Despite having powerful and well-organized political opponents on the left, neither Mr. Wall’s Saskatchewan Party nor Mr. Campbell’s Liberal Party (both of which occupy essentially the same place in the political spectrum as Mr. Stelmach’s Conservatives) face the deep distrust or rapid decline in popularity experienced by the government of Alberta. Indeed, Saskatchewan voters in particular seem to be in love with Mr. Wall right now.
It’s a lucky thing for them, too, seeing as there’s a functional NDP opposition in both provinces that voters recognize as a potential alternative government, if not the government in waiting just now.
If the troubles of Premier Stelmach and his Conservatives were simply a voter reaction to a slackening economy, one would think that Messrs. Campbell and Wall, and indeed all other Canadian premiers, would face similar difficulties. Yet pretty well everyone else, with the sole exception of Ontario Premier Dalton McGuinty, a Liberal, is doing just fine in the polls, thank you very much.
Nor did a slackening economy particularly trouble the Alberta Conservatives in the first months of Mr. Stelmach’s leadership, before it began to sink into the Alberta electorate’s consciousness just what kind of a leader Mr. Stelmach is.
The Great Recession is generally agreed by economists to have begun toward the end of 2007, gathering intensity in the fall of 2008. This certainly had no harmful effect on the fortunes of the Conservatives under Mr. Stelmach in March 2008, when they won a landslide in the provincial general election.
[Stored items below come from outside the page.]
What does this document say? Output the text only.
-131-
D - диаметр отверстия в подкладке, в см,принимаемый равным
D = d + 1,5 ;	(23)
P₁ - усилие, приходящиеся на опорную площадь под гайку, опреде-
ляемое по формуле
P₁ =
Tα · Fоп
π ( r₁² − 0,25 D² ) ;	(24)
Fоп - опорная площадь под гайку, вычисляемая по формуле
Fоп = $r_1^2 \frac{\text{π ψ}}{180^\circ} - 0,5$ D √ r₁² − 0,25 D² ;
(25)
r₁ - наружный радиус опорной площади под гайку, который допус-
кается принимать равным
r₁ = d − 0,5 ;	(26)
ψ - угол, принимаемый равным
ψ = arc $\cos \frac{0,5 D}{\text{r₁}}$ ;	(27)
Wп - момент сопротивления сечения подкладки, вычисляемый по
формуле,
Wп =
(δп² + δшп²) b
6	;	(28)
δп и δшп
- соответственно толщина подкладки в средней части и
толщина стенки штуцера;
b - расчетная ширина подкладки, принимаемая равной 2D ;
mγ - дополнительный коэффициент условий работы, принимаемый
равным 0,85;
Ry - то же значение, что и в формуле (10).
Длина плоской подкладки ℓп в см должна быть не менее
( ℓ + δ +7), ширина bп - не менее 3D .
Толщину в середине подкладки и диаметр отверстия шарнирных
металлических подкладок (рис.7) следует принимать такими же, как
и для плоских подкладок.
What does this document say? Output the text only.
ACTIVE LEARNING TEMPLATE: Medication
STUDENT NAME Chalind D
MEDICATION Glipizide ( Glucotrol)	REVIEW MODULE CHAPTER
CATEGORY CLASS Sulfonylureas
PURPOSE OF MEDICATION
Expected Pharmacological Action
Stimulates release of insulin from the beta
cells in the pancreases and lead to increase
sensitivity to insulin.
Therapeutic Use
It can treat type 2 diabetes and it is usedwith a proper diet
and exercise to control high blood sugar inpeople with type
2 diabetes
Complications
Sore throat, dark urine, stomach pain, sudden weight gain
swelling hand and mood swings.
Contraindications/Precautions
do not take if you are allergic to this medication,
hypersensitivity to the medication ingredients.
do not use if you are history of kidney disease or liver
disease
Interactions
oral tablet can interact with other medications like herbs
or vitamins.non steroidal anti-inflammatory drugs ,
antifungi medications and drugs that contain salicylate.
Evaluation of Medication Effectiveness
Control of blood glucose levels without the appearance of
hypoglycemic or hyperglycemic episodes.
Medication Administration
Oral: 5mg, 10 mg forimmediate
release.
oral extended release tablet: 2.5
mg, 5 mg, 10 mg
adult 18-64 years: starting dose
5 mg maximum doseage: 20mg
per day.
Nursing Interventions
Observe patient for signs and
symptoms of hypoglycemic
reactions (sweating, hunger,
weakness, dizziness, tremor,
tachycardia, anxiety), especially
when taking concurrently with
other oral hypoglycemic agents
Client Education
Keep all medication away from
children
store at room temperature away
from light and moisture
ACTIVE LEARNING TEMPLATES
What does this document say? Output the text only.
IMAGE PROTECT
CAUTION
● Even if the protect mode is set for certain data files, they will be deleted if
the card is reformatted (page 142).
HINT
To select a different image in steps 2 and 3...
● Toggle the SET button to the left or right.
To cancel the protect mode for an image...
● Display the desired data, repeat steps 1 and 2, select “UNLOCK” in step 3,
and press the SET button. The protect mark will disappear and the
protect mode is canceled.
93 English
A variety of polls generally remained positive for Mr. Stelmach through most of the rest of 2008, even as the economy turned south. Indeed, the troubles experienced by Mr. Stelmach’s government have seemed to intensify as the economic picture showed signs of brightening.
So, pretty clearly, notwithstanding the arguments of Mr. Stelmach’s inner circle that it’s “not our fault,” the economy in isolation can’t be blamed for the premier’s difficulties in public perceptions, or for his party’s seeming declining fortunes in the polls.
If it’s not the economy, the most obvious suspects for the premier’s difficulties are the government’s mishandling of the health care file under former health minister Ron Liepert, ably assisted in this enterprise by Alberta Health Services CEO Stephen Duckett, and the premier’s own apparent inability to lead effectively.
Electorates can sniff out uncertainty and confusion in a leader like a dog can scent fear. Tough talk and fear of flip-flops don’t much help. This is Mr. Stelmach’s principal problem now – the electorate has moved to the conclusion he is not up to the job, and there is not much he can do to convince them otherwise. For good or ill, the Great Unwashed has made up its collective mind, and Mr. Stelmach is no longer receiving the benefit of the doubt.
While we don’t yet have the polls to back up this conjecture with scientific evidence, it seems likely that even the replacement of the rash and inflexible Mr. Liepert with the clearly much more politically adept Gene Zwozdesky as health minister is not going to solve the Conservatives’ principal political problem. That’s because that problem has a name, and its name is Ed Stelmach.
Alberta’s Conservative party has deep roots among the provincial electorate and a strong infrastructure of well-connected loyalists in every riding. It has plenty of talent within its Legislative caucus and outside.
Despite the remarkable rise of the Wildrose Alliance party under Danielle Smith, it seems likely that with the right leader, the Conservatives could sweep the Alliance from the board everywhere outside the Calgary region, and maybe there too.
Who is the right leader? Almost anyone except Ed Stelmach! Does anyone seriously think that Ms. Smith could successfully challenge a Conservative Party led by, say, Deputy Premier Doug Horner or someone from outside the Legislative caucus like Jim Dinning?
Last fall, the Conservative party gathered in convention in Red Deer and decided that the best thing for everyone was for Mr. Stelmach’s leadership not to be challenged. Even the ghosts of landslides past, like Peter Lougheed himself, materialized one last time out of the mist to tell the party faithful to stick with Mr. Stelmach.
But that was then and this is now. Ms. Smith must get down on her knees every night and pray that the Conservatives stick with that foolish and misconceived plan.
Because it is increasingly obvious to everyone else that if the Conservative slide is to be reversed and the Tories are to return to their accustomed role as Alberta’s Natural Governing Party, Mr. Stelmach is going to have to go.